Homers Are A Residue of Hard Hit Balls

Chief Nocahoma began today’s comment string by noting that you have to hit homers to be a good baseball team in today’s game.  I don’t disagree, but I want to modify it slightly.  What you really need is good Isolated Power, which is Slugging – Batting Average.  In other words, four singles is not nearly as good as a homer, but two doubles is pretty close.

Here is the list of the top Isolated Slugging teams of all time.  This year’s Braves currently are 26th on this list, just a smidgin behind the 2019 edition.  There are a few interesting thing about the teams in the top 25.  First, other than the 1926 and 1928 St. Louis Stars of the Negro Leagues (boy… Mule Suttles could mash the ball), every one of these slugging teams is from 1996 or later. 

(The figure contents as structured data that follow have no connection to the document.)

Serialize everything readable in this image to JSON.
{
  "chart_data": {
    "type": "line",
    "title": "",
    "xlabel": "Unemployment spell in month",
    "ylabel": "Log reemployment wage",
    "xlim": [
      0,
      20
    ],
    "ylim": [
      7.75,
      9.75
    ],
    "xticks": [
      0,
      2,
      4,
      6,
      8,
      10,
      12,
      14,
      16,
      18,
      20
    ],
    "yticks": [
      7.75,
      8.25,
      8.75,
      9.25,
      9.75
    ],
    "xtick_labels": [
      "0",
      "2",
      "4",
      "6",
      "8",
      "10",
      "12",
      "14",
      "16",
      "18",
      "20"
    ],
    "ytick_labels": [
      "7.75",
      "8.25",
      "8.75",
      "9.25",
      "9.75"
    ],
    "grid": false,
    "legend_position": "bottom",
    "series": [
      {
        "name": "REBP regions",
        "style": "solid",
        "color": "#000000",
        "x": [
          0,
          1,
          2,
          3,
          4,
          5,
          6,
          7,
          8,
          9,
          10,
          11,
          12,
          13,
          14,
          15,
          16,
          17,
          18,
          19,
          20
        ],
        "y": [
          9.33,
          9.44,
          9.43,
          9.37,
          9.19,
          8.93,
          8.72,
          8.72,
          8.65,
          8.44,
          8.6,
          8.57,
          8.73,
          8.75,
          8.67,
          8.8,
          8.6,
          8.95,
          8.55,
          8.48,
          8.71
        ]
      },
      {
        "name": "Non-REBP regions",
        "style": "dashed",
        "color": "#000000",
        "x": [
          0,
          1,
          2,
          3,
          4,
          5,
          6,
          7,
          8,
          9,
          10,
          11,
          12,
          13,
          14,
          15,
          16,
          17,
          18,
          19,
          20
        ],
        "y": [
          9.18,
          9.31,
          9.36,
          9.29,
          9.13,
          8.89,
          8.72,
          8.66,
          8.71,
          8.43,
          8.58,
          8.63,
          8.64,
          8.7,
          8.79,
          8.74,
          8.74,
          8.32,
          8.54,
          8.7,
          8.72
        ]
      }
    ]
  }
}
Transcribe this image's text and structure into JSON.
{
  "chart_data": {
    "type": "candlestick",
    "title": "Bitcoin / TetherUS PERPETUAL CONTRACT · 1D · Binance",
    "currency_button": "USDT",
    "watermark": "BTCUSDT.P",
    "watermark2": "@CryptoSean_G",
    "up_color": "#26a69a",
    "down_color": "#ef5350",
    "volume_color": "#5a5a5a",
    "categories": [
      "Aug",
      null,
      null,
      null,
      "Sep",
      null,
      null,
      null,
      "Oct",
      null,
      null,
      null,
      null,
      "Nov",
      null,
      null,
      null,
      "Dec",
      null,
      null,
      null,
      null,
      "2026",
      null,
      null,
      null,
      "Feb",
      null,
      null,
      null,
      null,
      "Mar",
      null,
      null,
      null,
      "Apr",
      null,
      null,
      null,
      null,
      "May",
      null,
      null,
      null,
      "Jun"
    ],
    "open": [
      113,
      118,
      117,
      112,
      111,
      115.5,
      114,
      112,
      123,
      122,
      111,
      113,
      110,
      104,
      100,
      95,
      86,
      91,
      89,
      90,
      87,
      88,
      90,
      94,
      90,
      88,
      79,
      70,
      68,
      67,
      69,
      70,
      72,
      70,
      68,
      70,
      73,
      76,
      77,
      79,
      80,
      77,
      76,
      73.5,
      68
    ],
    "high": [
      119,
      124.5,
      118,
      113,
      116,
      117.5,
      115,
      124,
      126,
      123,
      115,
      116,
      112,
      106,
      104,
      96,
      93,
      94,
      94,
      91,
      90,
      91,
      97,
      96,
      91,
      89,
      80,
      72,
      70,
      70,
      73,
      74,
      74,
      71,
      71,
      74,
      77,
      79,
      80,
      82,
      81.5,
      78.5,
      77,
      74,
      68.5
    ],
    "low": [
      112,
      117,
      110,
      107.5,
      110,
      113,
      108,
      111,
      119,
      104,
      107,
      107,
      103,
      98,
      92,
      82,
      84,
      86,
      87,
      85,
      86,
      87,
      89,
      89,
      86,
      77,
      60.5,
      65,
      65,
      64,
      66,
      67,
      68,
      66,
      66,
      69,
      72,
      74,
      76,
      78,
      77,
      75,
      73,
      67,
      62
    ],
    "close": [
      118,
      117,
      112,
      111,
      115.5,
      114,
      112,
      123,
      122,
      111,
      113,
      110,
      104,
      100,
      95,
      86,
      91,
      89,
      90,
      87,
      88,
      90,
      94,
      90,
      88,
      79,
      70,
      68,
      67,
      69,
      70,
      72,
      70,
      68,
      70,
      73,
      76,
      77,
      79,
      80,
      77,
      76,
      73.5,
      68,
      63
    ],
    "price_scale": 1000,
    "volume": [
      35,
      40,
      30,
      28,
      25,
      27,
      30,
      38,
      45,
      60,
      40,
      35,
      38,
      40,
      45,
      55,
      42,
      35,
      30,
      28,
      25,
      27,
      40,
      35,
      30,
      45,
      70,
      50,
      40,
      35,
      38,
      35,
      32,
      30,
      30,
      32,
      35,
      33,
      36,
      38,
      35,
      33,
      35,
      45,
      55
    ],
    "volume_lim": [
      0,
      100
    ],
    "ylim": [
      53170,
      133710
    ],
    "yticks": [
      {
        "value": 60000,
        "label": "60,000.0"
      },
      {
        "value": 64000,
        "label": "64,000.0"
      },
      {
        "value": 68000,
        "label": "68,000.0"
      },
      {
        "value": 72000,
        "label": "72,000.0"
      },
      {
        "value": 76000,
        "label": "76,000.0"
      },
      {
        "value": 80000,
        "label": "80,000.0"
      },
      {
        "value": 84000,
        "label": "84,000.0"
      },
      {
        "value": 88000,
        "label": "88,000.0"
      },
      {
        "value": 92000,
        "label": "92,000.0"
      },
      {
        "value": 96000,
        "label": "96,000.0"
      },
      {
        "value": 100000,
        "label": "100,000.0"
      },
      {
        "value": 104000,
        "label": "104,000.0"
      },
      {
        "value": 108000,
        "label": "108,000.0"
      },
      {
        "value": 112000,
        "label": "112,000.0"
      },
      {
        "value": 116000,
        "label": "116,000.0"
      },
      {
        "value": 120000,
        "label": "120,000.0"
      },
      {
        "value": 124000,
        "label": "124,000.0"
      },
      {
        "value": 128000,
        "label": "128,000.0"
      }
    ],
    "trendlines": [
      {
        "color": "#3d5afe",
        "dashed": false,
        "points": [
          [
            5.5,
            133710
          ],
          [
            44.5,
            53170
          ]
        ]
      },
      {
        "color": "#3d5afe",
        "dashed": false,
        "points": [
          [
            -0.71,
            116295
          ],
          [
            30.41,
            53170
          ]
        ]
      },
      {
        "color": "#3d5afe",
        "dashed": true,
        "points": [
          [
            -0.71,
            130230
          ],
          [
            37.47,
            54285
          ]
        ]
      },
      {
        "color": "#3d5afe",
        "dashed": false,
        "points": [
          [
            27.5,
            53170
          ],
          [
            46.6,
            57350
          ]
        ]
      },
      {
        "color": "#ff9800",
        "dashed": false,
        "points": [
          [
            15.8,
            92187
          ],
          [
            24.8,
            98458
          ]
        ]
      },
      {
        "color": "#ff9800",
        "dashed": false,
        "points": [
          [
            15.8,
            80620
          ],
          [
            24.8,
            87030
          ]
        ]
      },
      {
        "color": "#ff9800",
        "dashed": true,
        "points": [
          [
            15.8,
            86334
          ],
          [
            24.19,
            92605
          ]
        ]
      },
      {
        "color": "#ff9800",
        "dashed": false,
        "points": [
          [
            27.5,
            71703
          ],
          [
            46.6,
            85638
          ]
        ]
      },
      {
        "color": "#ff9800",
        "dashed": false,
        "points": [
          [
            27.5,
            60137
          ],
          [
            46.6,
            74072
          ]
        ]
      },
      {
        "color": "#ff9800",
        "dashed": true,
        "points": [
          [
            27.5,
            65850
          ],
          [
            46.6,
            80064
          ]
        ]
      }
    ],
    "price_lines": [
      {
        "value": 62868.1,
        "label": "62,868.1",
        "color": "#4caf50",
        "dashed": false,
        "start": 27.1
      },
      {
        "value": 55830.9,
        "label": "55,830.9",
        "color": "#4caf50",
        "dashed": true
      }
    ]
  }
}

Second, without even talking about the pitching of any of these teams, all but three finished over 0.500 and all but a handful made the playoffs.  

The top home run hitting teams are of course largely the same teams, but now the top 25 contain twice as many sub-.500 teams and even more teams that fell short of a postseason berth.  My takeaway is not that you have to hit homers, necessarily, but you have to hit the ball hard.  A lot of those hard hits will leave the yard, of course, but peppering the wall is a pretty good substitute.

(Minor statistical note: there are a number of 2020 teams on the ISO list, but obviously none on the homer list.  It probably would have been fairer to do home run percentage, not homers, but Stathead provides no easy way to do so and I was too lazy to program it up today myself.)

Pennant Race Baseball

Twelve days ago I was at Citi Field when the Battle of the Maxes saw Scherzer best Fried, the latter pitching an inning with a concussion.  He came back for an even tougher assignment: a matchup with deGrom.  Neither disappointed.  Neither walked a man. Between them, they pitched 13 2/3 innings with 15 strikeouts and no walks. The Braves took a two-run lead on a single-double-single from the law firm of Grossman, Swanson and Reilly.  A poorly placed fastball a couple of innings later tied the game at 2.

And so it stayed until the bottom of the seventh.  A two out Grissom single chased deGrom and a seeing eye 3-2 four-hop single from Harris plated Grissom all the way from first.  It was a thrilling play, with Grissom leveraging his speed and Nimmo’s less-than-stellar center field arm.  It reminded me of Albies and Acuña making similar plays a couple of years ago.  We are blessed.

Snit was criticized last night for not going to his best bullpen arms while down one.  Well, he managed tonight from the other side: with a late one-run lead, he has no problem bringing in a fresh Iglesias for one batter.  Successfully. 

But then Jansen has the ninth.  Lindor led with a single. Then came the sort of play that you need to get every once in a while: Lindor had 2nd stolen on the first pitch, but had to retreat when Alonso popped the ball into short right.  When the ball fell between Grissom, Harris and Acuña, Lindor was out at second on a force play.  A strikeout of Vogelbach and a tapper back to the mound by McNeil and the game was over.

Was deGrom pulled one batter too soon? The Mets are understandably being very conservative with deGrom, so it’s hard to second-guess. But unless he’s Gryboed (I promised I wouldn’t use that term any more, but the alliteration with deGrom makes it impossible to resist) I’m not sure how he ever loses a game.

Three out of four is not nearly as good as four out of five, but it was the minimum required to serve notice that the Braves aren’t throwing in any towels yet.  I’m going to double down on what I said after last week: the Mets have better starting pitching and the Braves have a better batting lineup. A few breaks here and there will determine what happens from here on out. Game on.

Chipwatch

I watched the Mets announcers again, so my text today comes from Chip last night: “You hear people talk about so-called high leverage situations.  I don’t like that term because these innings are important to the guys involved.”  Sure, Chip, sure.  But no.  You cannot maintain that some innings and some situations aren’t more important than others; you just can’t.  And of course Chip can’t, with his “Right guys at the right time” and “Tension grows with every pitch” and every other idiotic thing he does during a game to try and raise the stakes.  Try to deny the existence of high leverage situations, Chip, but then make sure in your announcing you treat the eighth inning of a 10-2 game exactly the same way you treat the bottom of the seventh of a tied game.  But of course I know Chip doesn’t believe there’s no such thing as high leverage – he just has to find something to talk about in relatively low leverage situations.  But be honest about it.